A tracery in saffron
The case against Pragya Thakur joins up with a network of other blast cases in the last decade. Some of them share the same cast of accused. They allegedly bear the imprint of Abhinav Bharti, an extremist Hindu outfit, which counted Joshi and Lt Colonel Prasad Shrikant Purohit – also accused in the 2008 blasts – among its members.
Together, they seem to form the tracery of Hindutva terror, a term that came into currency after Maharashtra Anti-Terror Squad chief Hemant Karkare launched investigations into Malegaon 2008. The term marked a significant shift away from the public consensus that had prevailed in India till then: that terror, by definition, was motivated by Islamist agendas.

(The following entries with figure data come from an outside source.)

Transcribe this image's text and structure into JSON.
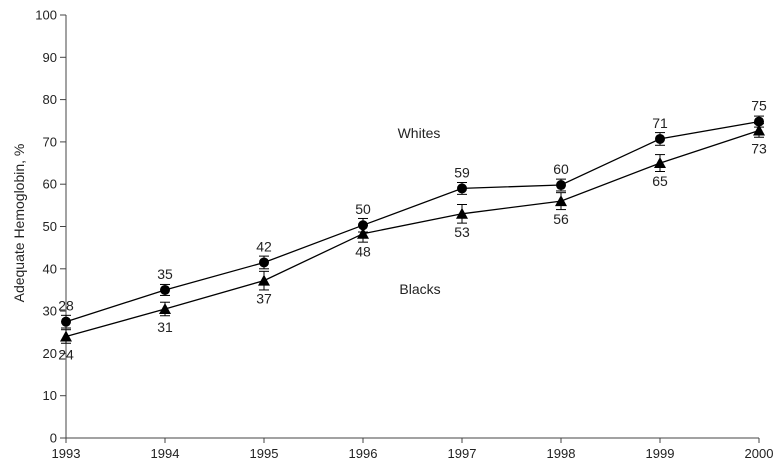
{
  "chart_data": {
    "type": "line",
    "title": "",
    "xlabel": "",
    "ylabel": "Adequate Hemoglobin, %",
    "x": [
      1993,
      1994,
      1995,
      1996,
      1997,
      1998,
      1999,
      2000
    ],
    "x_tick_labels": [
      "1993",
      "1994",
      "1995",
      "1996",
      "1997",
      "1998",
      "1999",
      "2000"
    ],
    "ylim": [
      0,
      100
    ],
    "y_ticks": [
      0,
      10,
      20,
      30,
      40,
      50,
      60,
      70,
      80,
      90,
      100
    ],
    "y_tick_labels": [
      "0",
      "10",
      "20",
      "30",
      "40",
      "50",
      "60",
      "70",
      "80",
      "90",
      "100"
    ],
    "grid": false,
    "legend": "none; series labelled directly on the plot",
    "series": [
      {
        "name": "Whites",
        "marker": "circle",
        "values": [
          27.5,
          35,
          41.5,
          50.3,
          59,
          59.8,
          70.7,
          74.8
        ],
        "labels": [
          "28",
          "35",
          "42",
          "50",
          "59",
          "60",
          "71",
          "75"
        ],
        "error": [
          1.5,
          1.3,
          1.5,
          1.6,
          1.4,
          1.4,
          1.5,
          1.3
        ]
      },
      {
        "name": "Blacks",
        "marker": "triangle",
        "values": [
          24,
          30.5,
          37.2,
          48.3,
          53,
          56,
          65,
          72.7
        ],
        "labels": [
          "24",
          "31",
          "37",
          "48",
          "53",
          "56",
          "65",
          "73"
        ],
        "error": [
          1.6,
          1.6,
          2.2,
          2,
          2.2,
          2,
          2,
          1.6
        ]
      }
    ],
    "colors": {
      "line": "#000000",
      "marker": "#000000",
      "axis": "#444444",
      "text": "#222222"
    }
  }
}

Seven cases of alleged saffron terror are connected by another similarity. In 2011, they were handed over to the National Investigation Agency for investigation. More than half a decade since, these investigations have barely moved forward, drawing allegations that the investigating agency was deliberately dragging its feet on these cases.
The slowing, according to some journalists, started during the United Progressive Alliance era, but the allegations came out into the open after the National Democratic Alliance government came to power in 2014.
Fading trails
In 2015, Rohini Salian, special public prosecutor in the 2008 Malegaon blast case, said in an interview to the Indian Express that after the new government came to power, she had been told by the investigating agency to “go soft” on saffron terror. She said state agencies investigating them did not want “favourable orders”.

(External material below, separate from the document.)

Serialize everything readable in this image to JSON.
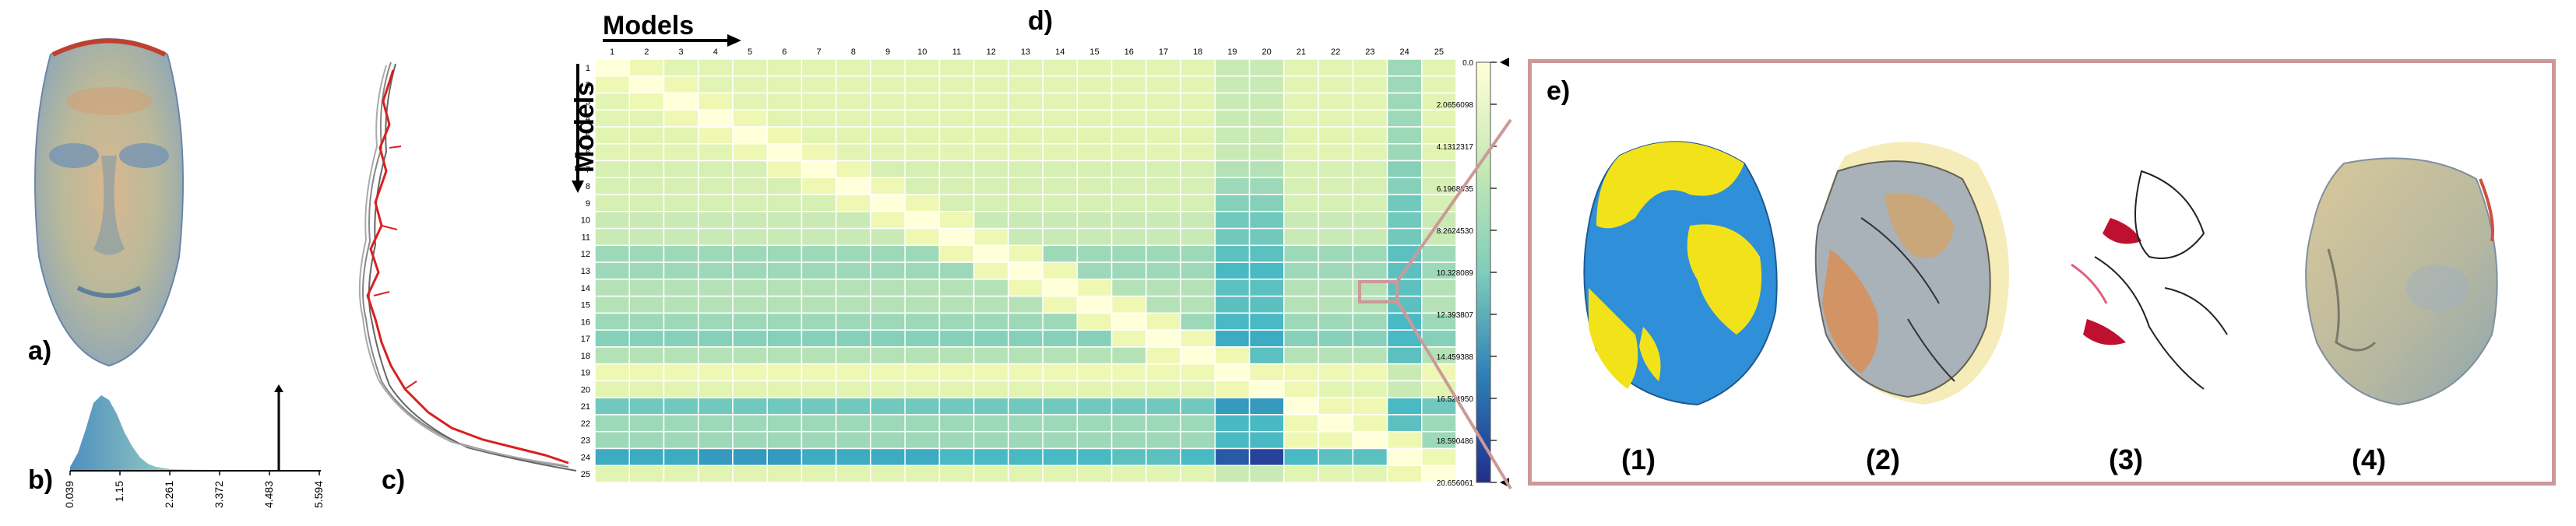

Indeed, the investigations of the last decade unearthed a network of terror that runs close to the Bharatiya Janata Party. Pragya Thakur herself had been a leader of the Akhil Bhartiya Vidyarthi Parishad, the party’s youth wing. The networks also seemed to reach deep inside the Rashtriya Swayamsevak Sangh, known for its close ties with the BJP. Apart from Joshi, a number of senior RSS functionaries were implicated. They include Indresh Kumar, national executive member of the RSS, named in the Ajmer blasts case, and Swami Aseemanand, a zealous member of the organisation’s tribal wing, wanted for the Samjhauta Express cases. It has even been alleged that RSS chief Mohan Bhagwat was in the know.
Kumar was reportedly never even questioned and is now convenor of the Muslim Rashtriya Manch. In September, Aseemanand was granted bail by a special National Investigation Agency court. If Pragya Thakur is granted a reprieve too, the Sangh Parivar’s alleged ties with saffron terror will be all but severed.